Omar Alghabra s’est présenté aux médias jeudi matin devant le centre technique de General Motors (GM), à Markham, en Ontario. Étant donné l’endroit, les gens de l’industrie et les analystes s’attendaient à le voir annoncer l’élargissement des mesures actuelles d’aide à l’achat de véhicules électriques, qui peuvent atteindre jusqu’à 5000 $, aux VUS et aux camionnettes zéro émission.
GM est l’un des quelques grands constructeurs ayant déjà annoncé la mise en marché de telles camionnettes. Plus lourdes et plus coûteuses que les voitures traditionnelles, les camionnettes comptent parmi les véhicules les plus populaires sur le marché canadien ; elles sont aussi beaucoup plus énergivores.

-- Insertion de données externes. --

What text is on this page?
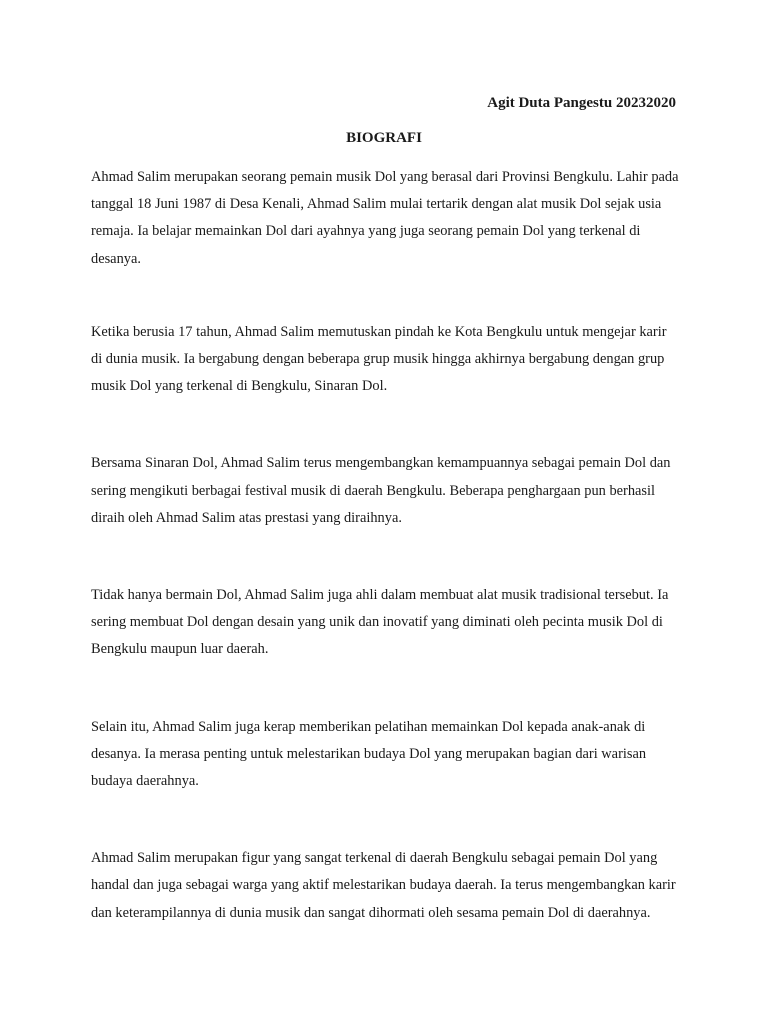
Agit Duta Pangestu 20232020

BIOGRAFI

Ahmad Salim merupakan seorang pemain musik Dol yang berasal dari Provinsi Bengkulu. Lahir pada tanggal 18 Juni 1987 di Desa Kenali, Ahmad Salim mulai tertarik dengan alat musik Dol sejak usia remaja. Ia belajar memainkan Dol dari ayahnya yang juga seorang pemain Dol yang terkenal di desanya.

Ketika berusia 17 tahun, Ahmad Salim memutuskan pindah ke Kota Bengkulu untuk mengejar karir di dunia musik. Ia bergabung dengan beberapa grup musik hingga akhirnya bergabung dengan grup musik Dol yang terkenal di Bengkulu, Sinaran Dol.

Bersama Sinaran Dol, Ahmad Salim terus mengembangkan kemampuannya sebagai pemain Dol dan sering mengikuti berbagai festival musik di daerah Bengkulu. Beberapa penghargaan pun berhasil diraih oleh Ahmad Salim atas prestasi yang diraihnya.

Tidak hanya bermain Dol, Ahmad Salim juga ahli dalam membuat alat musik tradisional tersebut. Ia sering membuat Dol dengan desain yang unik dan inovatif yang diminati oleh pecinta musik Dol di Bengkulu maupun luar daerah.

Selain itu, Ahmad Salim juga kerap memberikan pelatihan memainkan Dol kepada anak-anak di desanya. Ia merasa penting untuk melestarikan budaya Dol yang merupakan bagian dari warisan budaya daerahnya.

Ahmad Salim merupakan figur yang sangat terkenal di daerah Bengkulu sebagai pemain Dol yang handal dan juga sebagai warga yang aktif melestarikan budaya daerah. Ia terus mengembangkan karir dan keterampilannya di dunia musik dan sangat dihormati oleh sesama pemain Dol di daerahnya.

Les premiers modèles électriques, attendus au pays d’ici la fin de 2022, aideront sans doute à régler une partie du problème, mais leur prix de détail plus élevé risque de ralentir leur adoption.
Vu le succès du programme d’aide actuel, inclure ces véhicules semble être l’étape suivante, explique Daniel
Breton, p.-d.g. de Mobilité électrique Canada, un organisme représentant les entreprises du secteur. « Nous plaidons pour l’élargissement des modalités d’aide afin d’inclure ces nouveaux modèles, dit-il. Pas pour des véhicules hors de prix, mais pour des camionnettes électriques d’entrée de gamme, par exemple. Le ministre avait déjà laissé entendre qu’il annoncerait de nouvelles mesures élargies d’aide à l’achat. Beaucoup de gens s’attendaient à ça [jeudi] matin. »
En fait, puisqu’une campagne électorale fédérale pointe à l’horizon,
M. Breton ne serait pas étonné qu’un tel élargissement soit annoncé lors des prochaines semaines.
Trop peu
Jeudi matin, le ministre Alghabra s’est surtout félicité d’avoir aidé 100 000 automobilistes canadiens à se procurer un véhicule zéro émission. Ces véhicules évitent d’émettre l’équivalent de 352 000 tonnes de gaz à effet de serre (GES) par an, soit un volume annuel comparable à celui de 991 000 foyers.
Le ministre des Transports a également dit « appuyer fermement » le gouvernement des États-Unis dans le renforcement de sa réglementation sur les émissions polluantes des véhicules légers. Washington souhaite que 50 % des véhicules vendus aux États-Unis en 2030 soient zéro émission. Transports Canada a d’ailleurs indiqué qu’il adopterait ces mesures « afin de maintenir l’harmonisation entre nos deux pays ».
Cette affirmation contredit en quelque sorte ce qu’affirmait son collègue à l’Environnement le mois dernier. Jonathan Wilkinson réitérait alors ce qui est indiqué dans le plan climat de 2020 du gouvernement Trudeau, soit que le Canada « travaille à aligner la réglementation canadienne sur les véhicules légers avec les normes de performance les plus strictes en Amérique du Nord après 2025, que ce soit au niveau fédéral ou au niveau des États ».
À l’heure actuelle, la réglementation la plus contraignante sur le continent se trouve en Californie. Les cibles formulées par Washington le sont moins et, selon l’Agence environnementale américaine (EPA), elles seraient insuffisantes pour assurer la transition énergétique espérée d’ici 2035.
Autrement dit, le Canada risque lui aussi de rater sa cible de 2035 s’il se colle aux normes fédérales américaines, craint Daniel Breton, de Mobilité électrique Canada. « Bien qu’il s’agisse d’un important pas en avant, la norme américaine sur les émissions de GES des véhicules légers est insuffisante pour atteindre l’objectif de 100 % de ventes de véhicules zéro émission d’ici 2035. Il est essentiel que le Canada donne suite à son engagement d’établir une réglementation plus stricte », conclut-il.